Egypt’s Ministry of Religious Endowments took the seemingly extraordinary step of banning prayers said for Egyptian President Abdel Fattah al-Sisi in order to separate religion and politics, Walaa Hussein writes from Cairo. The directive came in response to a controversial statement made by Sheikh Mohammed Jibril on July 13: “Dear God, punish those who killed worshippers, those who shed our blood and orphaned our children. Dear God, punish corrupt journalists, pharaoh’s wizards. Dear God, punish corrupt politicians, punish those who oppressed us, those who assaulted our homes. Dear God, punish those who dominated by tyranny, punish the sultan’s sheikhs.” The government accused Jibril of sympathy to the Muslim Brotherhood and subsequently banned him from preaching at mosques across Egypt.

US, Turkish "Bay of Pigs" in Syria

David Ignatius writes in The Washington Post on Aug. 20 about the ill-fated Division 30, whose 54 members were trained by US special forces in Turkey, and which suffered a defeat by Jabhat al-Nusra forces soon after entering the battlefield last month. Ignatius reports that “Division 30’s difficulties illustrate US problems working with Turkey. The rebel group was composed mainly of Syrians from the Turkmen ethnic group, recruited from an area north of Aleppo. The United States had preferred a plan to insert Kurdish and other Sunni fighters closer to Raqqa, the Islamic State’s self-proclaimed capital. But the Turks vetoed that plan.”

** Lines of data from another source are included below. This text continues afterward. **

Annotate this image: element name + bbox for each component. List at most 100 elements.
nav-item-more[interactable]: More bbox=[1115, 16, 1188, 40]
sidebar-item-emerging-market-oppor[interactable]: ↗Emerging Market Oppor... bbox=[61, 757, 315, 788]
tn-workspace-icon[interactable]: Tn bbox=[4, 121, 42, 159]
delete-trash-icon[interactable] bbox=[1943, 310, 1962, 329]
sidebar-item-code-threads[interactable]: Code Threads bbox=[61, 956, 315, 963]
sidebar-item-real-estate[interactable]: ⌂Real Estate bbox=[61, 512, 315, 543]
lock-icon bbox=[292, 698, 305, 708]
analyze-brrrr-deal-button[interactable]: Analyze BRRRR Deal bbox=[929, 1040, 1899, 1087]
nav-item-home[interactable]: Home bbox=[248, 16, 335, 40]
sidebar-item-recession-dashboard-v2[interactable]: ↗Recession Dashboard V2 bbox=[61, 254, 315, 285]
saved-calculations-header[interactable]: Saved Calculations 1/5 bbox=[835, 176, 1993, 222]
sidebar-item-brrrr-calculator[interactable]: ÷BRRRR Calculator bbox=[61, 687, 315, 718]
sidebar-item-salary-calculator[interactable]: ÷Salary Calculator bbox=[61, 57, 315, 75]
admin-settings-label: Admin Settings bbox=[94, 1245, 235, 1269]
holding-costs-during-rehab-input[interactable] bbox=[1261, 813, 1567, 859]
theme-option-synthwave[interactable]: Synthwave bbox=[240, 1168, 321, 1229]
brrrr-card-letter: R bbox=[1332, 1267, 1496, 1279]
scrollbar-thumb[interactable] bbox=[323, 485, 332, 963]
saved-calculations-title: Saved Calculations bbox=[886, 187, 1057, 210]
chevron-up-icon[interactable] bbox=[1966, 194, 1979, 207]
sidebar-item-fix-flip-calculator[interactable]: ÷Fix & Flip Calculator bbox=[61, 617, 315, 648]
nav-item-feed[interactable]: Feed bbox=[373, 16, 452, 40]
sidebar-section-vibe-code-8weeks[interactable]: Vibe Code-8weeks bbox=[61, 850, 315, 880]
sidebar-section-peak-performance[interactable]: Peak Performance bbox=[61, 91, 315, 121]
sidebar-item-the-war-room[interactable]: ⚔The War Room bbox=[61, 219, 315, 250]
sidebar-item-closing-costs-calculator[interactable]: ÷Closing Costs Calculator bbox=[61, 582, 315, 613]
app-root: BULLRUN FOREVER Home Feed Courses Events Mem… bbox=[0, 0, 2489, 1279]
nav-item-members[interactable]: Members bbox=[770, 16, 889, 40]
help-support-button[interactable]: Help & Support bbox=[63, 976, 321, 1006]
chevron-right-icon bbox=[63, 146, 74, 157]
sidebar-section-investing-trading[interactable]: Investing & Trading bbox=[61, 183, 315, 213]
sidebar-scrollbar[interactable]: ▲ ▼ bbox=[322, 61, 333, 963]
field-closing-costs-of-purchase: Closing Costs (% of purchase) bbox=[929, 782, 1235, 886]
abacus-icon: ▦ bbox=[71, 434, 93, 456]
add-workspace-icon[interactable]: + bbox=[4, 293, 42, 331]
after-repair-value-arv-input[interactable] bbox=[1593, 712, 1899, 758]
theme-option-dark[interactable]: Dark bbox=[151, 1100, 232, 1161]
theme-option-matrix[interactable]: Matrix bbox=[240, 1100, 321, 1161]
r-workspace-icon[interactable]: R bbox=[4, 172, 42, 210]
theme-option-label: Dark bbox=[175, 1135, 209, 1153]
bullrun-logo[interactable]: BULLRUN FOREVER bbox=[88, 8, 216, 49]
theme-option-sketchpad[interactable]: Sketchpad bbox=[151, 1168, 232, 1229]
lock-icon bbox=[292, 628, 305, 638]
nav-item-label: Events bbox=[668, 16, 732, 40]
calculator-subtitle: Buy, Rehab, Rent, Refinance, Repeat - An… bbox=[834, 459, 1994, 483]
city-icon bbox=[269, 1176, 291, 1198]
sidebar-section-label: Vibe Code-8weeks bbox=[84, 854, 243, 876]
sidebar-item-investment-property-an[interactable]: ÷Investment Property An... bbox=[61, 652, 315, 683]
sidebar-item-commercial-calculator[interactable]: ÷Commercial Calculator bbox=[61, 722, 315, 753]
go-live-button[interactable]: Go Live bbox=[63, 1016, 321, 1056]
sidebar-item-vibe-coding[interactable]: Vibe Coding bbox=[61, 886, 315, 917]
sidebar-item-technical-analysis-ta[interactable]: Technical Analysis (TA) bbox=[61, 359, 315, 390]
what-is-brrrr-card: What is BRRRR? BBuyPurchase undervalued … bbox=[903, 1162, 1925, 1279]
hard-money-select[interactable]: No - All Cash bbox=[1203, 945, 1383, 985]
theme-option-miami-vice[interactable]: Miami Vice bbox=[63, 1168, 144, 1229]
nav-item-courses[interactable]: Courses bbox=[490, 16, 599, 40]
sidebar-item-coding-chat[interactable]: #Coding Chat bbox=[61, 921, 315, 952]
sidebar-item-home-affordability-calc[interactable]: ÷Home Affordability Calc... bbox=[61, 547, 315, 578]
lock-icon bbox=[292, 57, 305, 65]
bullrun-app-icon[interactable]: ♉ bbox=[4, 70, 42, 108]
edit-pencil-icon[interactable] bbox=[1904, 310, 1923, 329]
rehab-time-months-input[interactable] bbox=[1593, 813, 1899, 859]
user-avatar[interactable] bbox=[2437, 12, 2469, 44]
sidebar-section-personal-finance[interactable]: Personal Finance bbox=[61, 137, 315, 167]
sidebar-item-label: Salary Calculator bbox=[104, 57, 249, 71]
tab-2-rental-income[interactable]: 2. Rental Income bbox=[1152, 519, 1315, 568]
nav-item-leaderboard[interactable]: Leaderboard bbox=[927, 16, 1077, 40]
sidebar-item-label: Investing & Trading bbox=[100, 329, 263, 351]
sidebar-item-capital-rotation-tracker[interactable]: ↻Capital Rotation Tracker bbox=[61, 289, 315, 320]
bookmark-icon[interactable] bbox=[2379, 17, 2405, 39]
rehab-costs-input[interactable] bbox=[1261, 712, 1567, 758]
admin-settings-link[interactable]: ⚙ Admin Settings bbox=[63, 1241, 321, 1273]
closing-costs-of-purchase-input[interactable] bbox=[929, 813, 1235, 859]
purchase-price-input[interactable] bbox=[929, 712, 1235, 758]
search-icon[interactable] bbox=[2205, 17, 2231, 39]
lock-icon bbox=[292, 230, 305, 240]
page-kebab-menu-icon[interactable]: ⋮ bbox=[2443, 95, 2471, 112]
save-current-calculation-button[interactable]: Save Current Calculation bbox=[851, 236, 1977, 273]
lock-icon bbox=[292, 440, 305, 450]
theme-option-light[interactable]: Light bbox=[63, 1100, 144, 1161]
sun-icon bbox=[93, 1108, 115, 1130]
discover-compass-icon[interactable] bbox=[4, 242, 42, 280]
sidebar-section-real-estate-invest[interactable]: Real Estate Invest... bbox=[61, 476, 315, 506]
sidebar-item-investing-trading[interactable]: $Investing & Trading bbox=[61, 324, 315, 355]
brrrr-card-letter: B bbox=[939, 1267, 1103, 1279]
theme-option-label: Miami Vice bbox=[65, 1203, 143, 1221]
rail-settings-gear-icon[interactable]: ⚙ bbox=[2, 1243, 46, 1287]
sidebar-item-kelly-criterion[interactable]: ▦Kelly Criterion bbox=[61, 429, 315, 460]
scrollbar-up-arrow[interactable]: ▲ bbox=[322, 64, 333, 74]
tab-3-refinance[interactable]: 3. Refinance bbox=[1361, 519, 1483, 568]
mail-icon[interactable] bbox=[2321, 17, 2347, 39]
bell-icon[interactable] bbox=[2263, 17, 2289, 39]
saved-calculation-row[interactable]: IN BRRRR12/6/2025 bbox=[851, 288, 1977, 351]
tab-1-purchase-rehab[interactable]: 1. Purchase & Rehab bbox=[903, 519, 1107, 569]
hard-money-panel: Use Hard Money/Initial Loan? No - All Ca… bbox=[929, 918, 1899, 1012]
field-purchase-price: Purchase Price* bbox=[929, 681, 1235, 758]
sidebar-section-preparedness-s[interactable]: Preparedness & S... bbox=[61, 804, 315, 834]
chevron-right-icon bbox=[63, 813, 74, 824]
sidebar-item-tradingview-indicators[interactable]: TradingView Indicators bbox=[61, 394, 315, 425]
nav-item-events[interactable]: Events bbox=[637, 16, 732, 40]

Al-Monitor’s Fehim Tastekin broke the story of the divergent perspectives of US and Turkish authorities regarding the train-and-equip mission, including Turkey’s insistence on leading with Turkmen whose main preoccupation was toppling Assad, not defeating Islamic State. Tastekin wrote then that the envisioned forces to be trained would “be mostly Turkmens from the Damascus and Aleppo areas. The National Intelligence Organization (MIT) will select trainees based on certain criteria, including that the candidates are 'reliable' and see Syrian leader Bashar al-Assad as an "essential target." 

Perhaps the most worrying revelation in Ignatius’ article is the report by a member of Division 30 that the group had “coordinated” with Jabhat al-Nusra before deploying to Syria, defying, it seems, the firewalls in the US vetting process. No surprise that Jabhat al-Nusra showed its lack of interest in working with US-trained forces and sabotaged Division 30 days after its arrival in Syria. This column has warned since December 2013 of efforts to “mainstream” radical Islamist groups, including Jabhat al-Nusra. In May of this year we wrote that “the evolution of these groups, now including the Army of Conquest, which is backed by Turkey and other US partners, would eventually end up as a means to mainstream forces like Jabhat al-Nusra. And this is exactly what is happening.”